У них барашковые прически, диванный изгиб спины,
но, если желаете, в них заряд, убивший шесть человек,
если желаете вы, а им не открыть заснеженных век.
Ведь львы все добрее, львы все тише. Кому такие нужны?
И я добрею в потоке речи, смотрю из окна на двор.
И каждое слово вбивает глубже якорь молчанья в паркет.
А что за своих не вступаюсь — просто не слышу ваш разговор,
ведь очень громко над головою хлопают паруса.
* * *
Не читаю сто книг ни о Риме, ни о Китае,
и, собственно, все равно: чаю, кофию, Мандельштама.
А зеленая кровь лопочет в лиственной стае,
и уходит день, и троллейбус уходит прямо.
Как мы дни составляли из стеклышек: синий — к сини,
чайный — к розе, хрустальный — к радужке. Строго в теме.
И читали сто книг, собирая в них буквы имени,
замедляли шаг, пили чай, торопили время.
Все, как грайки в гнездо, тянули в огонь узора.
Уберечь не смогла — зола, свято место пусто.
А на розовом небе опять проступают горы,
и как будто птицы щебечут тысячеусто.
Колыбельная для Саши
…И лишь того не избежать мне:
Всю жизнь крапивные объятья
Плету, плету, не отрываясь,
Но доплести не успеваю…
Александра Мочалова
Молчи до окончанья работы,
Строчи вязанье, ну что ты, что ты,
В печи выгорают замки и гроты,
К любым воротам ключи.
Твой сон всей жизни взят за основу,
Но все растреплет грубое слово,
Одна ты знаешь, какой обновой
Твой лебедь будет спасен.
А нить бежит, бежит непрерывно,
Бранить все будут за дом крапивный,
За сныть, за вереск: себя, мол, дивной
Дивой негоже мнить.
И все же не отступай от работы,
Не ложь молчанье, ну что ты, что ты,
Но кто ж тебя окружит заботой,
Когда ты всех нас спасешь?
* * *
«Кто заслышит их <душ некрещеных> грустный, умоляющий голос,
тот должен сказать: «крещаю тебя, Иван да Марья, во имя Отца и Сына и
Святого духа» После этих слов они возносятся на небо, как бы восприняв крещение»
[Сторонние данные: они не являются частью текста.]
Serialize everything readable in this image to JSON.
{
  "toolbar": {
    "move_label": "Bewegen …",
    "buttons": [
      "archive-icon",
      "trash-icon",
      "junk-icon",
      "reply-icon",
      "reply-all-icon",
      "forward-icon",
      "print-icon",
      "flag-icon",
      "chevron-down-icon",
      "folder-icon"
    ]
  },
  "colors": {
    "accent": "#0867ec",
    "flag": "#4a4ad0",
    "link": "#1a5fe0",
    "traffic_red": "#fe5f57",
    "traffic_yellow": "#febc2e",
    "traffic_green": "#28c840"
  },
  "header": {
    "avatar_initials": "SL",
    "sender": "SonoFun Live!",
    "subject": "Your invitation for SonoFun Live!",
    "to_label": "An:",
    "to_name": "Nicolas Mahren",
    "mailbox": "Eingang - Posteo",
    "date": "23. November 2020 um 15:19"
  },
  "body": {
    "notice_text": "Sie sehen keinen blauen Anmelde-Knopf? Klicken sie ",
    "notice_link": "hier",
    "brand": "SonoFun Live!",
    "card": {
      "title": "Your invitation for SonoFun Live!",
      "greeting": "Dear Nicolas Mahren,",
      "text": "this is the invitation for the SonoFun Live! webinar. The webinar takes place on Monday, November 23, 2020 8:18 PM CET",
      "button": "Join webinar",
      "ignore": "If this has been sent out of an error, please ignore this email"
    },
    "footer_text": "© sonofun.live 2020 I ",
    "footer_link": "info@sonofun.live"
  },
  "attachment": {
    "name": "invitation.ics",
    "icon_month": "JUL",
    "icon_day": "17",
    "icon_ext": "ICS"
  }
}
(А. Н. Афанасьев «Поэтические воззрения славян на природу»)
«…некрещеные дети жаждут креста и имени»
(Д. К. Зеленин «Очерки русской мифологии: умершие неестественной смертью»)
Шары качаются без всякой опоры
На ненадежном железном тросе,
А поезд скорый сменяется скоро
Следующим и людей уносит.
И каждый скорый перед собою
Движет в туннеле массы воздушны,
И оттого шары в разнобое,
Шары-плафоны, ветрам послушны.
А он все вьется над левым веком
И говорит: «Назови по имени.
Если бы я стал человеком,
Мы были бы одного роду-племени,
Если бы я стал человеком,
А не крутился в воздушном пламени,
Если бы я стал человеком,
Вырос бы в полный рост из семени.
Или, — говорит, — приведи сюда мою маму,v Прекрасную маму,
Как мы ходили с ней по улице, где дома,
Похожи на книги с мертвыми текстами, где дома
Похожи на фантик от Нового года, пустой и броский,
А потом спускались в метро на эту станцию, на эту полоску
Гранита. Боялись головокружения, качающихся плафонов
И последней скорой, последней больницы…
Ты ведь тоже живешь свою жизнь за двух нерожденных.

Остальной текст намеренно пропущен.